Ouverte le 6 novembre à Charm el-Cheikh en Egypte, la conférence de l'ONU sur le climat a pris fin à l'aube avec plus d'un jour de retard, devenant l'une des COP les plus longues de l'histoire. "Ca n'a pas été facile", mais "nous avons finalement rempli notre mission", a souligné son président égyptien Sameh Choukri.
Une déclaration finale fruit de nombreux compromis a été finalement adoptée, appelant à une réduction "rapide" des émissions mais sans ambition nouvelle par rapport à la COP de Glasgow en 2021. "Nous devons drastiquement réduire les émissions maintenant, et c'est une question à laquelle cette COP n'a pas répondu", a regretté le secrétaire général de l'ONU Antonio Guterres. L'Union européenne s'est dite elle "déçue".
La conseillère fédérale Simonetta Sommaruga a également considéré que cette COP "n'est pas un succès" si l'on regarde les mesures concrètes. Le Premier ministre britannique Rishi Sunak a quant à lui appelé à en "faire plus".
Une résolution "historique"
Cette édition a en revanche été marquée par l'adoption d'une résolution qualifiée d'historique par ses promoteurs, sur la compensation des dégâts causés par le changement climatique déjà subis par les pays les plus pauvres.
La question des "pertes et dommages" climatiques des pays pauvres avait failli faire dérailler la conférence, avant de faire l'objet d'un texte de compromis de dernière minute. Même si le texte laisse de nombreuses questions en suspens, il acte le principe de la création d'un fonds financier spécifique.
"Les pertes et dommages dans les pays vulnérables ne peuvent désormais plus être ignorés même si certains pays développés avaient décidé d'ignorer nos souffrances", a salué la jeune militante ougandaise Vanessa Nakate.
Le ministère sud-africain de l'Environnement a salué un "progrès" mais réclamé "une action urgente" pour "assurer le respect des obligations des pays développés". Le président français Emmanuel Macron a proposé un sommet à Paris avant la COP28 prévue fin 2023 à Dubaï, pour "un nouveau pacte financier" avec les pays vulnérables.

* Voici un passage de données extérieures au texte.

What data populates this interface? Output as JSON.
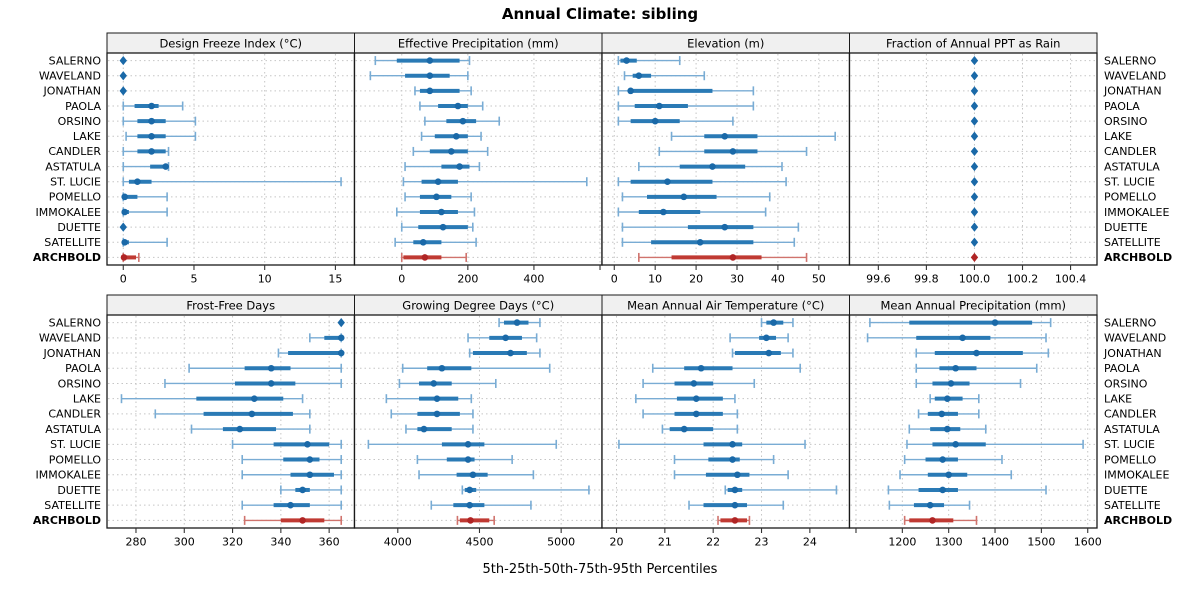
{
  "title": "Annual Climate: sibling",
  "xlabel": "5th-25th-50th-75th-95th Percentiles",
  "colors": {
    "blue_dot": "#1A69A8",
    "blue_bar": "#2A7AB5",
    "blue_line": "#79ACD4",
    "red_dot": "#B02525",
    "red_bar": "#C03A33",
    "red_line": "#D0736D",
    "strip_bg": "#F0F0F0",
    "grid": "#C5C5C5",
    "border": "#1A1A1A",
    "tick": "#333333"
  },
  "chart_data": {
    "type": "dotplot-percentiles",
    "percentile_levels": [
      5,
      25,
      50,
      75,
      95
    ],
    "legend_note": "5th-25th-50th-75th-95th Percentiles",
    "sites": [
      "SALERNO",
      "WAVELAND",
      "JONATHAN",
      "PAOLA",
      "ORSINO",
      "LAKE",
      "CANDLER",
      "ASTATULA",
      "ST. LUCIE",
      "POMELLO",
      "IMMOKALEE",
      "DUETTE",
      "SATELLITE",
      "ARCHBOLD"
    ],
    "highlight_site": "ARCHBOLD",
    "panels": [
      {
        "title": "Design Freeze Index (°C)",
        "grid_row": 0,
        "grid_col": 0,
        "xlim": [
          -1.15,
          16.35
        ],
        "ticks": [
          0,
          5,
          10,
          15
        ],
        "tick_labels": [
          "0",
          "5",
          "10",
          "15"
        ],
        "values": {
          "SALERNO": [
            0,
            0,
            0,
            0,
            0
          ],
          "WAVELAND": [
            0,
            0,
            0,
            0,
            0
          ],
          "JONATHAN": [
            0,
            0,
            0,
            0,
            0
          ],
          "PAOLA": [
            0,
            0.8,
            2,
            2.5,
            4.2
          ],
          "ORSINO": [
            0,
            1,
            2,
            3,
            5.1
          ],
          "LAKE": [
            0.2,
            1,
            2,
            3,
            5.1
          ],
          "CANDLER": [
            0,
            1,
            2,
            3,
            3.2
          ],
          "ASTATULA": [
            0,
            1.9,
            3,
            3.1,
            3.2
          ],
          "ST. LUCIE": [
            0,
            0.4,
            1,
            2,
            15.4
          ],
          "POMELLO": [
            0,
            0,
            0.1,
            1,
            3.1
          ],
          "IMMOKALEE": [
            0,
            0,
            0.1,
            0.4,
            3.1
          ],
          "DUETTE": [
            0,
            0,
            0,
            0,
            0
          ],
          "SATELLITE": [
            0,
            0,
            0.1,
            0.4,
            3.1
          ],
          "ARCHBOLD": [
            0,
            0,
            0.05,
            0.9,
            1.1
          ]
        }
      },
      {
        "title": "Effective Precipitation (mm)",
        "grid_row": 0,
        "grid_col": 1,
        "xlim": [
          -143,
          606
        ],
        "ticks": [
          0,
          200,
          400,
          600
        ],
        "tick_labels": [
          "0",
          "200",
          "400",
          ""
        ],
        "values": {
          "SALERNO": [
            -80,
            -15,
            85,
            175,
            205
          ],
          "WAVELAND": [
            -95,
            10,
            85,
            145,
            200
          ],
          "JONATHAN": [
            40,
            55,
            85,
            175,
            210
          ],
          "PAOLA": [
            55,
            110,
            170,
            200,
            245
          ],
          "ORSINO": [
            70,
            135,
            185,
            225,
            295
          ],
          "LAKE": [
            60,
            100,
            165,
            200,
            240
          ],
          "CANDLER": [
            35,
            85,
            150,
            200,
            260
          ],
          "ASTATULA": [
            10,
            120,
            175,
            205,
            235
          ],
          "ST. LUCIE": [
            5,
            60,
            110,
            170,
            560
          ],
          "POMELLO": [
            10,
            55,
            105,
            150,
            210
          ],
          "IMMOKALEE": [
            -15,
            55,
            120,
            170,
            220
          ],
          "DUETTE": [
            0,
            50,
            125,
            200,
            215
          ],
          "SATELLITE": [
            -20,
            35,
            65,
            120,
            225
          ],
          "ARCHBOLD": [
            0,
            5,
            70,
            120,
            195
          ]
        }
      },
      {
        "title": "Elevation (m)",
        "grid_row": 0,
        "grid_col": 2,
        "xlim": [
          -3,
          57.5
        ],
        "ticks": [
          0,
          10,
          20,
          30,
          40,
          50
        ],
        "tick_labels": [
          "0",
          "10",
          "20",
          "30",
          "40",
          "50"
        ],
        "values": {
          "SALERNO": [
            1,
            1.5,
            3,
            5.5,
            16
          ],
          "WAVELAND": [
            2.5,
            4.5,
            6,
            9,
            22
          ],
          "JONATHAN": [
            1,
            3.5,
            4,
            24,
            34
          ],
          "PAOLA": [
            1,
            5,
            11,
            18,
            34
          ],
          "ORSINO": [
            1,
            4,
            10,
            16,
            29
          ],
          "LAKE": [
            14,
            22,
            27,
            35,
            54
          ],
          "CANDLER": [
            11,
            22,
            29,
            35,
            47
          ],
          "ASTATULA": [
            6,
            16,
            24,
            32,
            41
          ],
          "ST. LUCIE": [
            1,
            4,
            13,
            24,
            42
          ],
          "POMELLO": [
            2,
            8,
            17,
            25,
            38
          ],
          "IMMOKALEE": [
            1,
            6,
            12,
            21,
            37
          ],
          "DUETTE": [
            2,
            18,
            27,
            34,
            45
          ],
          "SATELLITE": [
            2,
            9,
            21,
            34,
            44
          ],
          "ARCHBOLD": [
            6,
            14,
            29,
            36,
            47
          ]
        }
      },
      {
        "title": "Fraction of Annual PPT as Rain",
        "grid_row": 0,
        "grid_col": 3,
        "xlim": [
          99.48,
          100.51
        ],
        "ticks": [
          99.6,
          99.8,
          100.0,
          100.2,
          100.4
        ],
        "tick_labels": [
          "99.6",
          "99.8",
          "100.0",
          "100.2",
          "100.4"
        ],
        "values": {
          "SALERNO": [
            100,
            100,
            100,
            100,
            100
          ],
          "WAVELAND": [
            100,
            100,
            100,
            100,
            100
          ],
          "JONATHAN": [
            100,
            100,
            100,
            100,
            100
          ],
          "PAOLA": [
            100,
            100,
            100,
            100,
            100
          ],
          "ORSINO": [
            100,
            100,
            100,
            100,
            100
          ],
          "LAKE": [
            100,
            100,
            100,
            100,
            100
          ],
          "CANDLER": [
            100,
            100,
            100,
            100,
            100
          ],
          "ASTATULA": [
            100,
            100,
            100,
            100,
            100
          ],
          "ST. LUCIE": [
            100,
            100,
            100,
            100,
            100
          ],
          "POMELLO": [
            100,
            100,
            100,
            100,
            100
          ],
          "IMMOKALEE": [
            100,
            100,
            100,
            100,
            100
          ],
          "DUETTE": [
            100,
            100,
            100,
            100,
            100
          ],
          "SATELLITE": [
            100,
            100,
            100,
            100,
            100
          ],
          "ARCHBOLD": [
            100,
            100,
            100,
            100,
            100
          ]
        }
      },
      {
        "title": "Frost-Free Days",
        "grid_row": 1,
        "grid_col": 0,
        "xlim": [
          268,
          370.5
        ],
        "ticks": [
          280,
          300,
          320,
          340,
          360
        ],
        "tick_labels": [
          "280",
          "300",
          "320",
          "340",
          "360"
        ],
        "values": {
          "SALERNO": [
            365,
            365,
            365,
            365,
            365
          ],
          "WAVELAND": [
            352,
            358,
            365,
            365,
            365
          ],
          "JONATHAN": [
            339,
            343,
            365,
            365,
            365
          ],
          "PAOLA": [
            302,
            325,
            336,
            344,
            365
          ],
          "ORSINO": [
            292,
            321,
            336,
            346,
            365
          ],
          "LAKE": [
            274,
            305,
            329,
            341,
            349
          ],
          "CANDLER": [
            288,
            308,
            328,
            345,
            352
          ],
          "ASTATULA": [
            303,
            316,
            323,
            338,
            352
          ],
          "ST. LUCIE": [
            320,
            337,
            351,
            360,
            365
          ],
          "POMELLO": [
            324,
            341,
            352,
            356,
            365
          ],
          "IMMOKALEE": [
            324,
            344,
            352,
            362,
            365
          ],
          "DUETTE": [
            340,
            346,
            349,
            352,
            365
          ],
          "SATELLITE": [
            324,
            337,
            344,
            352,
            365
          ],
          "ARCHBOLD": [
            325,
            340,
            349,
            358,
            365
          ]
        }
      },
      {
        "title": "Growing Degree Days (°C)",
        "grid_row": 1,
        "grid_col": 1,
        "xlim": [
          3735,
          5250
        ],
        "ticks": [
          4000,
          4500,
          5000
        ],
        "tick_labels": [
          "4000",
          "4500",
          "5000"
        ],
        "values": {
          "SALERNO": [
            4620,
            4650,
            4730,
            4800,
            4870
          ],
          "WAVELAND": [
            4430,
            4560,
            4660,
            4760,
            4850
          ],
          "JONATHAN": [
            4440,
            4460,
            4690,
            4790,
            4870
          ],
          "PAOLA": [
            4030,
            4180,
            4270,
            4450,
            4930
          ],
          "ORSINO": [
            4010,
            4130,
            4220,
            4330,
            4600
          ],
          "LAKE": [
            3930,
            4130,
            4240,
            4370,
            4450
          ],
          "CANDLER": [
            3960,
            4120,
            4240,
            4380,
            4460
          ],
          "ASTATULA": [
            4050,
            4120,
            4160,
            4330,
            4460
          ],
          "ST. LUCIE": [
            3820,
            4270,
            4430,
            4530,
            4970
          ],
          "POMELLO": [
            4120,
            4300,
            4430,
            4470,
            4700
          ],
          "IMMOKALEE": [
            4130,
            4360,
            4460,
            4550,
            4830
          ],
          "DUETTE": [
            4395,
            4410,
            4440,
            4480,
            5170
          ],
          "SATELLITE": [
            4205,
            4340,
            4440,
            4530,
            4815
          ],
          "ARCHBOLD": [
            4365,
            4380,
            4445,
            4560,
            4590
          ]
        }
      },
      {
        "title": "Mean Annual Air Temperature (°C)",
        "grid_row": 1,
        "grid_col": 2,
        "xlim": [
          19.7,
          24.82
        ],
        "ticks": [
          20,
          21,
          22,
          23,
          24
        ],
        "tick_labels": [
          "20",
          "21",
          "22",
          "23",
          "24"
        ],
        "values": {
          "SALERNO": [
            23.0,
            23.1,
            23.25,
            23.45,
            23.65
          ],
          "WAVELAND": [
            22.35,
            22.95,
            23.1,
            23.3,
            23.55
          ],
          "JONATHAN": [
            22.4,
            22.45,
            23.15,
            23.4,
            23.65
          ],
          "PAOLA": [
            20.75,
            21.4,
            21.75,
            22.4,
            23.8
          ],
          "ORSINO": [
            20.55,
            21.2,
            21.6,
            22.0,
            22.85
          ],
          "LAKE": [
            20.4,
            21.25,
            21.65,
            22.2,
            22.45
          ],
          "CANDLER": [
            20.55,
            21.2,
            21.65,
            22.2,
            22.5
          ],
          "ASTATULA": [
            20.95,
            21.1,
            21.4,
            22.0,
            22.5
          ],
          "ST. LUCIE": [
            20.05,
            21.8,
            22.4,
            22.6,
            23.9
          ],
          "POMELLO": [
            21.2,
            21.9,
            22.4,
            22.55,
            23.25
          ],
          "IMMOKALEE": [
            21.2,
            21.85,
            22.5,
            22.75,
            23.55
          ],
          "DUETTE": [
            22.25,
            22.3,
            22.45,
            22.6,
            24.55
          ],
          "SATELLITE": [
            21.5,
            21.8,
            22.45,
            22.7,
            23.45
          ],
          "ARCHBOLD": [
            22.1,
            22.15,
            22.45,
            22.7,
            22.75
          ]
        }
      },
      {
        "title": "Mean Annual Precipitation (mm)",
        "grid_row": 1,
        "grid_col": 3,
        "xlim": [
          1086,
          1620
        ],
        "ticks": [
          1100,
          1200,
          1300,
          1400,
          1500,
          1600
        ],
        "tick_labels": [
          "",
          "1200",
          "1300",
          "1400",
          "1500",
          "1600"
        ],
        "values": {
          "SALERNO": [
            1130,
            1215,
            1400,
            1480,
            1520
          ],
          "WAVELAND": [
            1125,
            1230,
            1330,
            1390,
            1510
          ],
          "JONATHAN": [
            1230,
            1270,
            1360,
            1460,
            1515
          ],
          "PAOLA": [
            1230,
            1280,
            1315,
            1360,
            1490
          ],
          "ORSINO": [
            1230,
            1265,
            1305,
            1345,
            1455
          ],
          "LAKE": [
            1260,
            1270,
            1297,
            1330,
            1365
          ],
          "CANDLER": [
            1235,
            1255,
            1285,
            1320,
            1365
          ],
          "ASTATULA": [
            1215,
            1260,
            1297,
            1325,
            1380
          ],
          "ST. LUCIE": [
            1210,
            1265,
            1315,
            1380,
            1590
          ],
          "POMELLO": [
            1205,
            1250,
            1287,
            1320,
            1415
          ],
          "IMMOKALEE": [
            1195,
            1255,
            1300,
            1340,
            1435
          ],
          "DUETTE": [
            1170,
            1235,
            1287,
            1320,
            1510
          ],
          "SATELLITE": [
            1172,
            1225,
            1260,
            1290,
            1345
          ],
          "ARCHBOLD": [
            1205,
            1215,
            1265,
            1310,
            1360
          ]
        }
      }
    ]
  }
}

Trajectoire de +2,4 degrés
Le texte sur les réductions d'émissions a été également très disputé, de nombreux pays dénonçant un recul sur les ambitions définies lors de précédentes conférences. Notamment sur l'objectif le plus ambitieux de l'accord de Paris, contenir le réchauffement à 1,5°C par rapport à l'ère pré-industrielle, toutefois réaffirmé dans la décision finale.
Les engagements actuels des pays signataires ne permettent pas de tenir cet objectif, ni même celui de contenir l'élévation de la température à 2°C par rapport à l'ère pré-industrielle, quand les humains ont commencé à utiliser en masse les énergies fossiles responsables du réchauffement climatique.
Ces engagements, en admettant qu'ils soient intégralement tenus, mettraient au mieux le monde sur la trajectoire de +2,4°C à la fin du siècle et, au rythme actuel des émissions, sur celle d'un catastrophique +2,8°C.
Catastrophes à répétition
Or, à près de 1,2°C de réchauffement actuellement, les impacts dramatiques se multiplient déjà. L'année 2022 en a été l'illustration, avec son cortège de sécheresses, méga-feux et inondations dévastatrices, impactant récoltes et infrastructures.
Les coûts s'envolent également: la Banque mondiale a estimé à 30 milliards de dollars le coût des inondations qui ont laissé un tiers du territoire pakistanais sous l'eau pendant des semaines et fait des millions de sinistrés.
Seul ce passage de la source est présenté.